Der Streit um den Checkpoint Charlie zeigt die Grenzen privaten Engagements

Das klingt schon nach Unrecht: Ein Denkmal wird „abgerissen“, Holzkreuze werden umgelegt, zwei Brachflächen werden dort entstehen, wo ein Dreivierteljahr Berlin-Besucher eine schauerliche Ahnung von der Grausamkeit der innerdeutschen Grenze bekommen haben. Abriss, Rückbau, Brachfläche – am Checkpoint Charlie ist das ungute Ende einer unguten Geschichte erreicht. Aber daran hat nicht nur einer Schuld.

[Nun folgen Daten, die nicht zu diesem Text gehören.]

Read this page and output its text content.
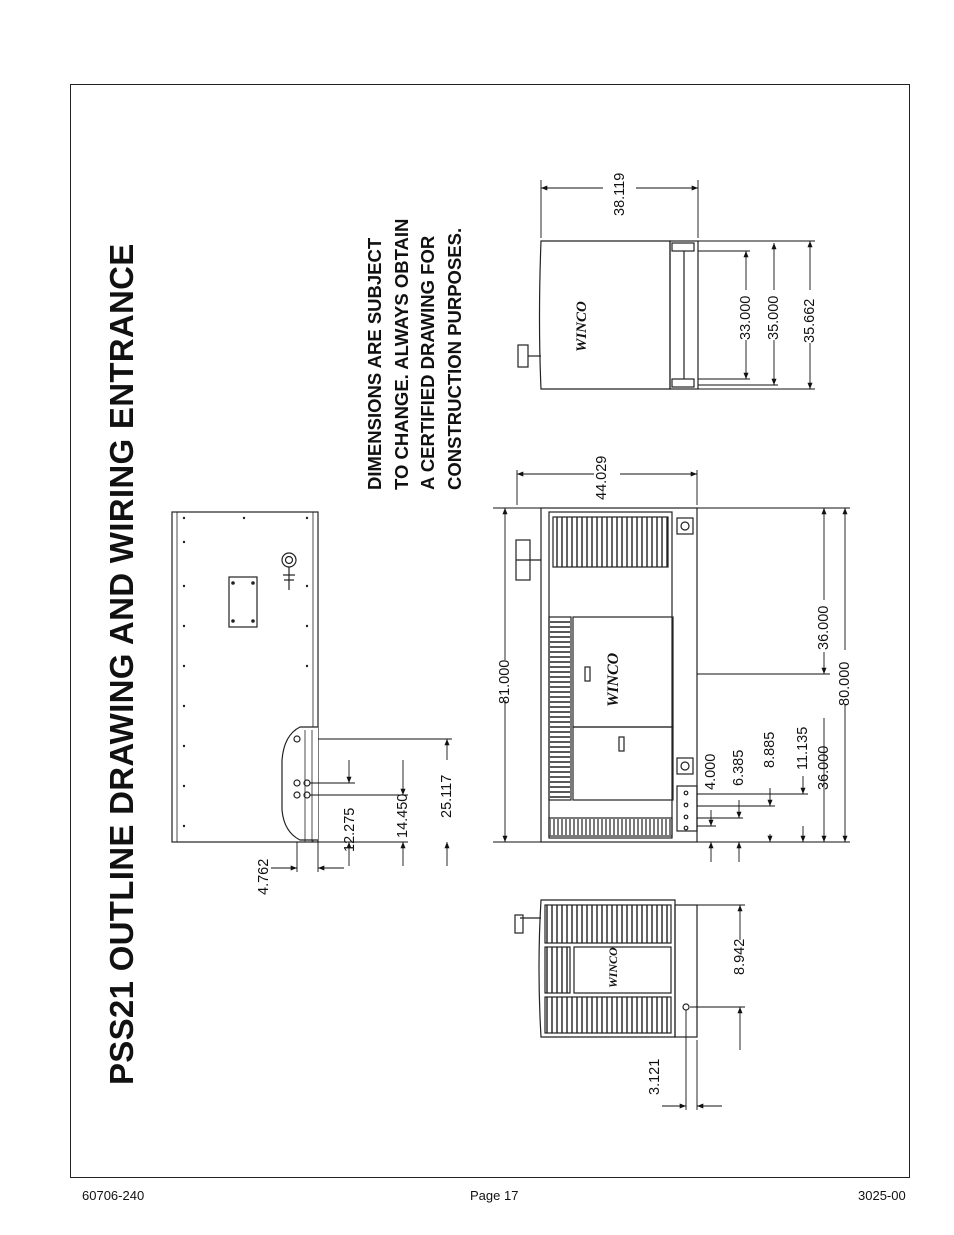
WINCO
WINCO
WINCO
PSS21 OUTLINE DRAWING AND WIRING ENTRANCE	DIMENSIONS ARE SUBJECT TO CHANGE. ALWAYS OBTAIN A CERTIFIED DRAWING FOR CONSTRUCTION PURPOSES.
4.762
12.275	14.450 25.117
81.000
44.029
36.000
80.000
4.000 6.385 8.885 11.135 36.000
38.119
33.000 35.000 35.662
8.942
3.121
60706-240	Page 17	3025-00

Das Ungute am Streit um den Checkpoint liegt darin, dass keiner der Beteiligten ganz lautere Motive zu haben scheint – Alexandra Hildebrandt so wenig wie PDS-Kultursenator Thomas Flierl. Alexandra Hildebrandt, die Chefin des Mauermuseums und Erfinderin des Mahnmals für die Mauertoten, wird mit der ihr eigenen Mischung aus Emotionalität und Empörungsbereitschaft den Verdacht zurückweisen, ihr gehe es zuerst und zuletzt um Popularität. Oder um den Zugriff auf die beiden Flächen an der Friedrichstraße. Dabei ist alles, was den Checkpoint ins Fernsehen bringt, für sie und ihr Museum perfekte Werbung. Hildebrandt ist eine Meisterin der inszenierten Aufregung am und um den Checkpoint Charlie. Doch dass sie mit ihrem Gefühl für Pathos einen Ort erfunden hat, der viele bewegt, ehrt sie.

Kultursenator Thomas Flierl (PDS) wirkt dagegen wie ein Antipode aus Schaumstoff, in Watte gepackt. Der Mann, der von seinem Regierenden Bürgermeister doch bei jeder Gelegenheit hört, wie wichtig für die Stadt Touristen sind, hatte nicht mal die Anziehungskraft des Checkpoints erkannt. In Sachen Mauer, Teilung, Erkennbarkeit der Grenze tat er nichts, bis ihm alle möglichen Leute deutlich machten, dass es so nicht weitergeht. Dann kam er im April mit seinem Mauerkonzept. Darin ist der Checkpoint historisch richtig untergebracht als Ort des Kalten Krieges; emotional aber tat und tut Flierl mit diesem Ort, was er die ganze Zeit damit getan hat: Er ignoriert ihn, wo er kann.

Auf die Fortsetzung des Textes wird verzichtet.